After two hours without any sign of Corinne, we began to grow concerned. Ethan even rode down to the Tourist Office and asked if there had been any sightings of an American on a bike. After another hour, Ethan returned to the tourist office and they helped him call the police and local hospitals while Padraic checked in with our Marseillaise friends at DIA - from whose offices we would chat - to see if there were any messages. After receiving no news, we decided, somewhat reluctantly, to get on the last train to Marseille.

Arriving at the DIA offices just in time for the chat, we were relieved to hear that Corinne had finally called, but alarmed that it had come from a police station. But apparently, she was OK and headed over to meet us. We later learned from her that she had been enjoying the tailwind so much that she decided to ride all the way into Marseille without stopping anywhere in Toulon. Anthony, Padraic and Ethan were more than a little envious. Oh well. At least Corinne had a nice afternoon's worth of riding.

The rest of the evening was filled with chats as we answered questions posed both on the Internet and by the DIA staff. You may recall that we have been working with DIA ever since our time in Gaza City when we collaborated with their Diwan el Shabab. We also were lucky to enjoy the hospitality of the DIA Dobrinja (Sarajevo) Euroclub in Sarajevo. In the days ahead, there will be plenty more about DIA and the incredible people who make this association run.
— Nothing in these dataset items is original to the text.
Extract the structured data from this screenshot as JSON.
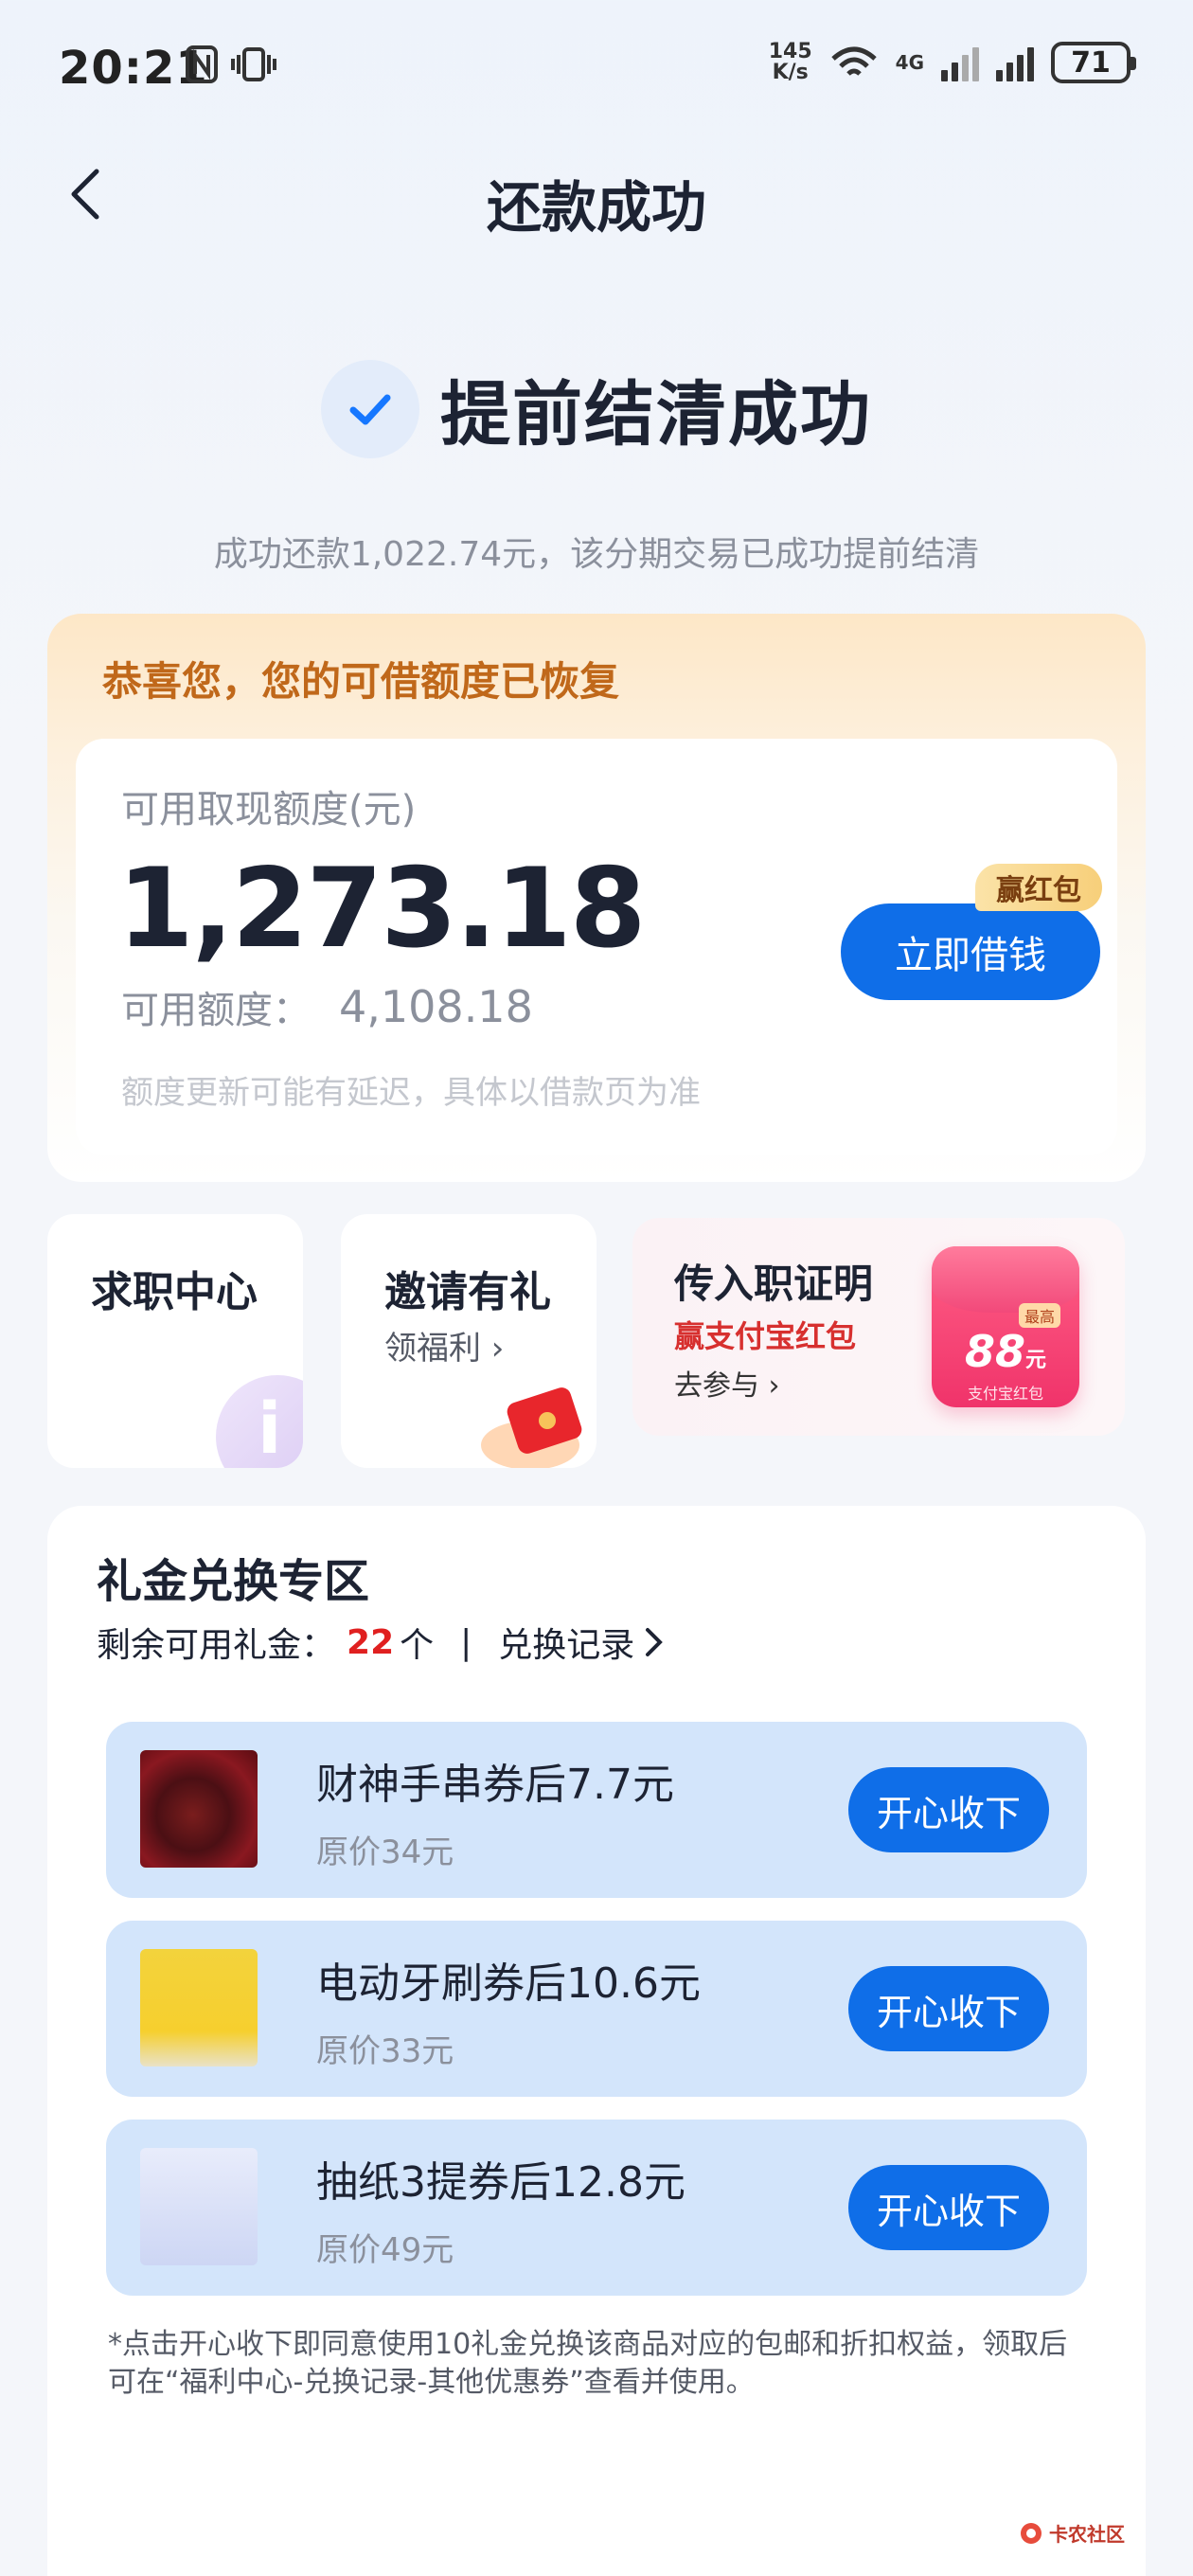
{
  "status_bar": {
    "time": "20:21",
    "speed_top": "145",
    "speed_bottom": "K/s",
    "net1": "4G",
    "battery": "71"
  },
  "header": {
    "title": "还款成功"
  },
  "success": {
    "title": "提前结清成功",
    "description": "成功还款1,022.74元，该分期交易已成功提前结清"
  },
  "quota_card": {
    "congrats": "恭喜您，您的可借额度已恢复",
    "label": "可用取现额度(元)",
    "amount": "1,273.18",
    "available_label": "可用额度：",
    "available_value": "4,108.18",
    "note": "额度更新可能有延迟，具体以借款页为准",
    "borrow_button": "立即借钱",
    "borrow_badge": "赢红包"
  },
  "tiles": [
    {
      "title": "求职中心"
    },
    {
      "title": "邀请有礼",
      "sub": "领福利 ›"
    },
    {
      "title": "传入职证明",
      "sub": "赢支付宝红包",
      "link": "去参与 ›",
      "rp_amount": "88",
      "rp_unit": "元",
      "rp_label": "支付宝红包",
      "rp_badge": "最高"
    }
  ],
  "gift": {
    "title": "礼金兑换专区",
    "remaining_label": "剩余可用礼金：",
    "remaining_count": "22",
    "remaining_unit": "个",
    "separator": "|",
    "record_link": "兑换记录",
    "products": [
      {
        "name": "财神手串券后7.7元",
        "price": "原价34元",
        "button": "开心收下"
      },
      {
        "name": "电动牙刷券后10.6元",
        "price": "原价33元",
        "button": "开心收下"
      },
      {
        "name": "抽纸3提券后12.8元",
        "price": "原价49元",
        "button": "开心收下"
      }
    ],
    "disclaimer": "*点击开心收下即同意使用10礼金兑换该商品对应的包邮和折扣权益，领取后可在“福利中心-兑换记录-其他优惠券”查看并使用。"
  },
  "watermark": {
    "text": "卡农社区"
  },
  "colors": {
    "primary": "#0f6ee8",
    "accent_orange": "#c0681a",
    "accent_red": "#e02020"
  }
}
Finally, after the chat, we were introduced to a wonderful woman named Florence. She led the way to her apartment, which she was graciously allowing us to use during the whole of our stay in Marseille. (For more on this angel of mercy, check out tomorrow's Person of the Day.) In short order, we changed into clean clothes and were ready for dinner. Together with Stéphane from DIA, and after a short walk, we found ourselves standing in front of one of Florence's favorite couscous restaurants where, before we knew what had happened, steaming bowls of yummy food were placed before us. Soon after, our hunger was sated (somewhere in there the couscous disappeared).

Returning to Florence's apartment, we showered and put ourselves in bed and were asleep in record time.